Education Finance Reform and Property Tax Yield: Implications for Vermont Employers

The Vermont Legislature continues to advance two key pieces of education finance legislation: H.454, a comprehensive education finance reform bill, and H.491, the annual yield bill that sets property tax rates.

The Vermont Chamber provided testimony to the Senate Finance Committee on H.454, emphasizing that reforms must enhance Vermont’s economic competitiveness and avoid increasing cost pressures on employers. While the Vermont Chamber supports the goal of equitable education funding, concerns remain that proposed changes could increase tax complexity, reduce predictability, and add to the financial burden on job creators already navigating workforce shortages and inflation.

One significant area of concern in H.454 is the proposed shift from two to four property tax classifications: Homestead, Nonresidential, Residential, and Apartment. The Vermont Chamber has strongly urged lawmakers to maintain a unified Nonhomestead category, citing the risk of disproportionate tax hikes on commercial properties and added administrative burdens. With Vermont already ranked highest in the nation for per capita property tax burden, the proposed classification changes could have long-term consequences for business investment and affordability.

In Senate Education, the Agency of Education presented details on an “Enhanced Evidence-Based Model” for implementing the foundation formula, with a proposed FY25 funding level of $1.77 billion approximately 6% lower than current levels. The model would reallocate funds to categorical aid and implement a multi-year transition period (FY27–FY31), including phased increases for gaining districts and gradual reductions for those seeing decreases. However, modeling for these changes has not yet been shared with the Joint Fiscal Office, limiting the Legislature’s ability to fully evaluate fiscal impacts.

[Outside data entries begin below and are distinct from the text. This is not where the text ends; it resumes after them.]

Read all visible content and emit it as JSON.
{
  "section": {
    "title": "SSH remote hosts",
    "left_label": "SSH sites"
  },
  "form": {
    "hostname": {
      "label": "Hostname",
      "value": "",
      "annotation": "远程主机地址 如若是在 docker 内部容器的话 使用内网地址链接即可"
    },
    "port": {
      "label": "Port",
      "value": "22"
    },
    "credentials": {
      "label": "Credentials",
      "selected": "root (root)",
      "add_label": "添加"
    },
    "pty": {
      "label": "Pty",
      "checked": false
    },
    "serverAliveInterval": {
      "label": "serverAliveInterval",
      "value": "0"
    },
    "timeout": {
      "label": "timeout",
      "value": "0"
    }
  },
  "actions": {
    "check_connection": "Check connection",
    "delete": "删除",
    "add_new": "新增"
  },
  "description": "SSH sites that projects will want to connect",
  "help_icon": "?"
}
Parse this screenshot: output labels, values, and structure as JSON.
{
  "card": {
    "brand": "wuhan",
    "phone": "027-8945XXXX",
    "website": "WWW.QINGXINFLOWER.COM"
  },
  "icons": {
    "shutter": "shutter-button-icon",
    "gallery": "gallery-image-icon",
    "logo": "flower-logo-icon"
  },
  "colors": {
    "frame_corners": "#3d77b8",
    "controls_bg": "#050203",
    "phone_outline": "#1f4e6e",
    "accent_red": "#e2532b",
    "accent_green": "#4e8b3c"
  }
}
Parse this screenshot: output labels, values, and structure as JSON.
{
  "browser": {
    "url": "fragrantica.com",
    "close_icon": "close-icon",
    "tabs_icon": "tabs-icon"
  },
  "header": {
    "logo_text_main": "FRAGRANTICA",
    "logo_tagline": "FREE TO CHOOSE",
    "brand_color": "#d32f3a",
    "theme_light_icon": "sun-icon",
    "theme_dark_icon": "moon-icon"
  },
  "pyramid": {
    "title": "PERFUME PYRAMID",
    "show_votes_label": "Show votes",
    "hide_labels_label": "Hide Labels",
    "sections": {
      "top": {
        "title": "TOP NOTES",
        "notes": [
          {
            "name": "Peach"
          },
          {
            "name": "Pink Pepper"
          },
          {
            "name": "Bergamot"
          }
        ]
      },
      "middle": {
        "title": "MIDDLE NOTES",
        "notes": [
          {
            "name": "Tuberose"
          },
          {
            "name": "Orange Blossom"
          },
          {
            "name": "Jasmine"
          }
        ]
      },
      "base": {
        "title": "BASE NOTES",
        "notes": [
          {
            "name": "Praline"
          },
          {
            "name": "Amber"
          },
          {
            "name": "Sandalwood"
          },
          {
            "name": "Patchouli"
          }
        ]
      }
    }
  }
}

Meanwhile, the Senate Finance Committee also weighed decisions on H.491, the yield bill. The bill proposes using $77 million in General Fund revenue and $42 million in Education Fund debt to reduce the projected property tax increase. Lawmakers debated whether to apply the full buy-down to provide immediate taxpayer relief or reserve a portion to offset future rate hikes. With some districts seeing up to 20% increases in recent years, many supported full use of available funds this year. The Senate Finance Committee ultimately advanced the House-passed version of the bill, which includes the full $77 million buy-down in a vote of 6-1-0.

As these critical conversations continue, the Vermont Chamber remains engaged to ensure that education finance reform achieves long-term stability and equity without compromising affordability or economic growth.